Je suis né en 1967, au Cameroun. J’ai fait mes études à l’École Nationale Supérieure des Beaux Arts d’Abidjan en Côte d’Ivoire, à l’École Supérieure d’Arts de Grenoble puis à la Kunstakademie de Düsseldorf, en Allemagne.
Constatant la double impasse de ne pouvoir sauvegarder le patrimoine artistique classique et contemporain sur le continent africain d’une part, et d’y établir des projets culturels ambitieux d’autre part, j’ai décidé de créer “Bandjoun Station”, un projet artistique à but non-lucratif.
Car, au regard des multiples obstacles que rencontre l’Afrique et sa Diaspora, nous Africains ne pouvons nous offrir ‘le luxe’ de capituler, de geindre et d’attendre. Il est primordial que nous imaginions NOUS–MÊMES nos solutions dans tous les domaines (agricole, sanitaire, économique, social, culturel, politique, éducatif, sportif…). Ainsi, nos pays africains doivent se doter d’un grand nombre de structures vivantes et innovantes, afin de stimuler la création, l’envie de culture, pour en développer les pratiques et les faire fructifier.

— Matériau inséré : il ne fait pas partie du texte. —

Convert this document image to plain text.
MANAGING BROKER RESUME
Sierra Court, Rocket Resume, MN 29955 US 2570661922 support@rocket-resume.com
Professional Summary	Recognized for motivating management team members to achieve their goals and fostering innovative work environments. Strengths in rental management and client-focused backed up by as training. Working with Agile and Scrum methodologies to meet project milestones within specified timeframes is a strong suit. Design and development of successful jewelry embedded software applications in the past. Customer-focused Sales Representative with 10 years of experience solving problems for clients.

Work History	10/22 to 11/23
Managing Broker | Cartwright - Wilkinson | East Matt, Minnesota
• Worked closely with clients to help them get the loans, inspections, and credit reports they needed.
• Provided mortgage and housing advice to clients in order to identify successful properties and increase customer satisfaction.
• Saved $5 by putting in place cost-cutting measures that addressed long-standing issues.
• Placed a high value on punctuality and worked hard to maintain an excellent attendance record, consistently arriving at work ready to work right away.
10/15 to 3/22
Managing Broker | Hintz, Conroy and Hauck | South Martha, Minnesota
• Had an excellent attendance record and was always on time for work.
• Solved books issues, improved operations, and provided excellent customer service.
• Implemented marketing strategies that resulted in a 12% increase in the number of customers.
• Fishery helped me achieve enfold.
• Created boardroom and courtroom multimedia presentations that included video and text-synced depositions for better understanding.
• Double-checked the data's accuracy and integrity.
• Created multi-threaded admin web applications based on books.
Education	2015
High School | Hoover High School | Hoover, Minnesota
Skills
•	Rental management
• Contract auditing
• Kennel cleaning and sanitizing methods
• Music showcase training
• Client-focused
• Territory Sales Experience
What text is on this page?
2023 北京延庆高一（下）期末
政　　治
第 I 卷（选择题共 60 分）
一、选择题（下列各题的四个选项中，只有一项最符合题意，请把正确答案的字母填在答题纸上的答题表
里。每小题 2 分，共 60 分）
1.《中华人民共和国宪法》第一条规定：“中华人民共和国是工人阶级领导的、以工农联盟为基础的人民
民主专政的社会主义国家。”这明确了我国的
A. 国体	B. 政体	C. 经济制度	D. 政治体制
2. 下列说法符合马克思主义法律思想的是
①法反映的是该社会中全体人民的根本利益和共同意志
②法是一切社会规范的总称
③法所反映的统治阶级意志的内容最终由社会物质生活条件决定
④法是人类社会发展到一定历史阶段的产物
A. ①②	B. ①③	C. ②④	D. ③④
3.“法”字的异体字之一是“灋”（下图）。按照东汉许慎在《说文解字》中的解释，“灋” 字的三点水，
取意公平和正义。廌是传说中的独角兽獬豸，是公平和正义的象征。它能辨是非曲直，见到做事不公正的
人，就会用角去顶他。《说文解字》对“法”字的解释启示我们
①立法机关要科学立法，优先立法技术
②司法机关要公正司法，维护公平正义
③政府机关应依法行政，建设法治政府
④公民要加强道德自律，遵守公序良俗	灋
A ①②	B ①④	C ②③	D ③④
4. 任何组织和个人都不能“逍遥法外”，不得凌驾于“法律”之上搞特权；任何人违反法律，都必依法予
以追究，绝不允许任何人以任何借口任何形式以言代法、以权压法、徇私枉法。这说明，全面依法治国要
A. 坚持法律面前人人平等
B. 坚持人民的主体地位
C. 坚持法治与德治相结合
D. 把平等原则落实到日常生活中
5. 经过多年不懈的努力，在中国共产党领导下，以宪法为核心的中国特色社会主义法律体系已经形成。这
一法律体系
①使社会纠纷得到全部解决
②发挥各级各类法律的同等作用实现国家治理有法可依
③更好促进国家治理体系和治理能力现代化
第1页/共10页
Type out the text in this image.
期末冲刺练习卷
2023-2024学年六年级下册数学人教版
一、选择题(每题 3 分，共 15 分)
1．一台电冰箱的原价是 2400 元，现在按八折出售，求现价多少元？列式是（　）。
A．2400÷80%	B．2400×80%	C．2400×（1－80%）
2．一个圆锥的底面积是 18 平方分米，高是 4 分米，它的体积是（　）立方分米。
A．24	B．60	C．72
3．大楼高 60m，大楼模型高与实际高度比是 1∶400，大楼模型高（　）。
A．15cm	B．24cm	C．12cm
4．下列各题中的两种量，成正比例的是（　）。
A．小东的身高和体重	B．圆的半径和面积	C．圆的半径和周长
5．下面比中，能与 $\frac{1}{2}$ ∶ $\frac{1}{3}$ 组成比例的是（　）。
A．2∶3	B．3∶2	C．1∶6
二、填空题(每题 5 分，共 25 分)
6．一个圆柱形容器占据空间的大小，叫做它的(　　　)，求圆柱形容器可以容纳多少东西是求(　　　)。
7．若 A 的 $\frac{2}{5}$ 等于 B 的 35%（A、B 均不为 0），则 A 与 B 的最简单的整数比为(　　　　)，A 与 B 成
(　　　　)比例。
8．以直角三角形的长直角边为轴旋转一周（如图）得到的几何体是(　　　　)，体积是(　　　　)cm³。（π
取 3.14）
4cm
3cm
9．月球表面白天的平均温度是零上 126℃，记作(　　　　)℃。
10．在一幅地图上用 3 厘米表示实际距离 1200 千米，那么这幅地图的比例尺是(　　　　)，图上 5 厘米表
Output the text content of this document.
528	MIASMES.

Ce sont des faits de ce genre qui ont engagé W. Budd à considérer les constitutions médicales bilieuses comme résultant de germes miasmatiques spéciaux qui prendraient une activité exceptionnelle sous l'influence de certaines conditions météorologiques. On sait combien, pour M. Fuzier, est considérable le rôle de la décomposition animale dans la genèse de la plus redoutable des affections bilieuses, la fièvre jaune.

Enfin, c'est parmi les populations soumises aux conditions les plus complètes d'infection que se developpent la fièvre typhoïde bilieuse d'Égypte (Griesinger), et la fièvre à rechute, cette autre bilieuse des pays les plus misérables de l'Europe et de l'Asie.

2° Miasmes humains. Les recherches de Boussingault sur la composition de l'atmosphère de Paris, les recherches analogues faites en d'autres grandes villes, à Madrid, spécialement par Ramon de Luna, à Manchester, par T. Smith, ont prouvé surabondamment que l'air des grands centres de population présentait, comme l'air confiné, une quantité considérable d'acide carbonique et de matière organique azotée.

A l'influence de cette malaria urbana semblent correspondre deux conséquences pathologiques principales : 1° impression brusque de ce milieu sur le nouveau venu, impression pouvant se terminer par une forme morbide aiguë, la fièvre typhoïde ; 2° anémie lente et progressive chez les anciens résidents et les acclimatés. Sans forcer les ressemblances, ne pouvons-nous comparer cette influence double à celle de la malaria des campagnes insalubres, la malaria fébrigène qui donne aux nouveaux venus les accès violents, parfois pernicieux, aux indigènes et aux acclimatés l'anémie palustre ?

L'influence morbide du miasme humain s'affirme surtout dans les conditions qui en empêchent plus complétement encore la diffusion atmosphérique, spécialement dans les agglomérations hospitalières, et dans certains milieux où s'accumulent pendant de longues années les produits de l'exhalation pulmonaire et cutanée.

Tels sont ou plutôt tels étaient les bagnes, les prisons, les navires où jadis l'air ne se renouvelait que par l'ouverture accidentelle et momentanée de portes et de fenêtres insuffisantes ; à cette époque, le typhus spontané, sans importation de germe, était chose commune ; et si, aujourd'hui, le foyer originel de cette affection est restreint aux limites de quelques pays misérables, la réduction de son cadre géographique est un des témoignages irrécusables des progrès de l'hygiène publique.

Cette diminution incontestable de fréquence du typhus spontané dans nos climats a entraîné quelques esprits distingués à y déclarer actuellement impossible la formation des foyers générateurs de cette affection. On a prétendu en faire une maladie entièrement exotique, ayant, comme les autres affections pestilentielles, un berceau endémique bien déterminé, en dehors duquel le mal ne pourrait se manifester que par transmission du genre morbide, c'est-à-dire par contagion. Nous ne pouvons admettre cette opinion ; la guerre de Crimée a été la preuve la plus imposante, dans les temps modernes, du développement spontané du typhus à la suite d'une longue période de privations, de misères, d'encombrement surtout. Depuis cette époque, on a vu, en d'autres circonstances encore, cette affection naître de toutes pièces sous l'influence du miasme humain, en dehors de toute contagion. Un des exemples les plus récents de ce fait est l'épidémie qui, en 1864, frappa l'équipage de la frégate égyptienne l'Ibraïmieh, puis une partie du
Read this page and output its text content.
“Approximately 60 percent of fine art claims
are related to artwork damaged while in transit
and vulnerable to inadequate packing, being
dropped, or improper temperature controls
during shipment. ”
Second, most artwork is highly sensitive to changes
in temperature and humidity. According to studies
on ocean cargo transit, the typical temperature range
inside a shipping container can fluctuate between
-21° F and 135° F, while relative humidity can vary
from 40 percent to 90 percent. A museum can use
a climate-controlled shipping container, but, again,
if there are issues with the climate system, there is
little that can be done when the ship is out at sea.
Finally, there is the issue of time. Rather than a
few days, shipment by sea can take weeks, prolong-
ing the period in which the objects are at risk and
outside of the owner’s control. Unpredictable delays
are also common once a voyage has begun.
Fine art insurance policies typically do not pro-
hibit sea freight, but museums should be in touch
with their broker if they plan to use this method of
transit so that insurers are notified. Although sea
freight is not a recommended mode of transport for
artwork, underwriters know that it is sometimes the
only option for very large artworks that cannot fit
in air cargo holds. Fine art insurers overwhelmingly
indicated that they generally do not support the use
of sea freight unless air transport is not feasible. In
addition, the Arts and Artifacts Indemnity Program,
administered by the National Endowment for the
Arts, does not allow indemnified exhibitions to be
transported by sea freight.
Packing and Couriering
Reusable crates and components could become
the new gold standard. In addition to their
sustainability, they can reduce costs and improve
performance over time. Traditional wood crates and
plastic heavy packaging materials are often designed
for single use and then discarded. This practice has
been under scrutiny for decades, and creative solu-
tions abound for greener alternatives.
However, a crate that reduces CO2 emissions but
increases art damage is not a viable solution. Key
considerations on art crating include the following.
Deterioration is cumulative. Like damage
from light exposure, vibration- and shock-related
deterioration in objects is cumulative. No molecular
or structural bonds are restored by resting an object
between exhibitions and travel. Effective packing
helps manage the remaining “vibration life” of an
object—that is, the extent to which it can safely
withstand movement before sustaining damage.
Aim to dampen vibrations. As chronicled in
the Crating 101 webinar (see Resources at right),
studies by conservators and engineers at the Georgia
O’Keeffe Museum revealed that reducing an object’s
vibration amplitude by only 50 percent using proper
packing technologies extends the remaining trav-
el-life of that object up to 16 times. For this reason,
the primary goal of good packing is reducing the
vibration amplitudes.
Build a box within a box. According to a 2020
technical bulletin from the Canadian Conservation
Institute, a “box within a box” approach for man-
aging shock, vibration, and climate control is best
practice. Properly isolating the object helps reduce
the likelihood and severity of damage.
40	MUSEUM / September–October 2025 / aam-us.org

“Bandjoun Station” est située sur les hauts plateaux de l’ouest du Cameroun, à 3 km de la ville de Bafoussam, à 300 km de Douala et Yaoundé. “Bandjoun Station” est d’abord un atelier de création où j’envisage de réunir des collègues artistes… Certains pourront loger en résidence de création/production, sur les lieux mêmes, à “Bandjoun Station House” et s’associer à la réalisation d’œuvres ‘in situ’ exceptionnelles et de pièces monumentales qui requièrent de vastes espaces de mise en œuvre et de façonnage.
Véritable aventure artistique, “Bandjoun Station” est bâti sur deux édifices distincts: le centre d’art de trois étages (25 m de hauteur) et l’atelier /studio de quatre étages (22 m de hauteur), soutenus par de solides piliers en béton armé. La structure est surmontée d’un pignon de 11 m de hauteur et couverte d’une charpente à double pyramide, qui respecte les règles séculaires de l’architecture traditionnelle locale avec ses toitures effilées… Pour prévenir les infiltrations pluviales, les murs sont couverts de mosaïques rehaussées d’emblèmes issus de mon univers graphique.
Une baie vitrée et miroitée bleu ciel abrite la façade, protègera les œuvres exposées de la luminosité en conférant une élégance légère, une modernité transparente au bâtiment.
Le premier édifice est divisé en cinq plateaux de 120 m² de superficie chacun: un sous-sol pour les rencontres et projections, un salon de lecture au rez-de-chaussée, les niveaux 1 et 2 pourront accueillir des expositions temporaires, le troisième niveau enfin, abritera une série d’œuvres issues de mes échanges avec tous mes amis artistes du monde entier, afin de déjouer les pièges du “ghetto d’art africain”. Une passerelle vitrée, au deuxième étage, facilite la circulation entre les deux bâtiments ; l’ensemble surplombe la verdure et la beauté de Bandjoun, comme un “bijou” d’architecture.
Le second édifice, s’élève au-dessus d’un rez-de-chaussée qui se distribue en trois chambres et une salle à manger, puis douze ateliers /studios répartis sur les premier et deuxième niveaux. Le troisième niveau est constitué d’une grande salle de travail commune et d’une spacieuse mezzanine qui double la surface de travail.
Pour dépasser -et transcender- cet ambitieux chantier artistique et culturel, j’ai en outre décidé de travailler en association avec la communauté locale un autre projet à la fois artistique et agricole. Ce volet d’intégration environnementale et d’expérimentation sociale se veut un exemple pour la jeunesse locale afin de créer des liens dynamiques et équitables entre le collectif d’artistes associés au projet et leurs hôtes et démontrer qu’il faut aussi croire aussi à l’agriculture pour atteindre notre autosuffisance alimentaire. C’est enfin un acte politique fort où notre collectif fécondera une pépinière caféière, un acte critique qui amplifie l’acte artistique et dénonce ce que Léopold Sédar Senghor appelait “la détérioration des termes de l’échange”, où les prix à l’export imposés par l’Occident pénalisent et appauvrissent durablement nos agriculteurs du Sud.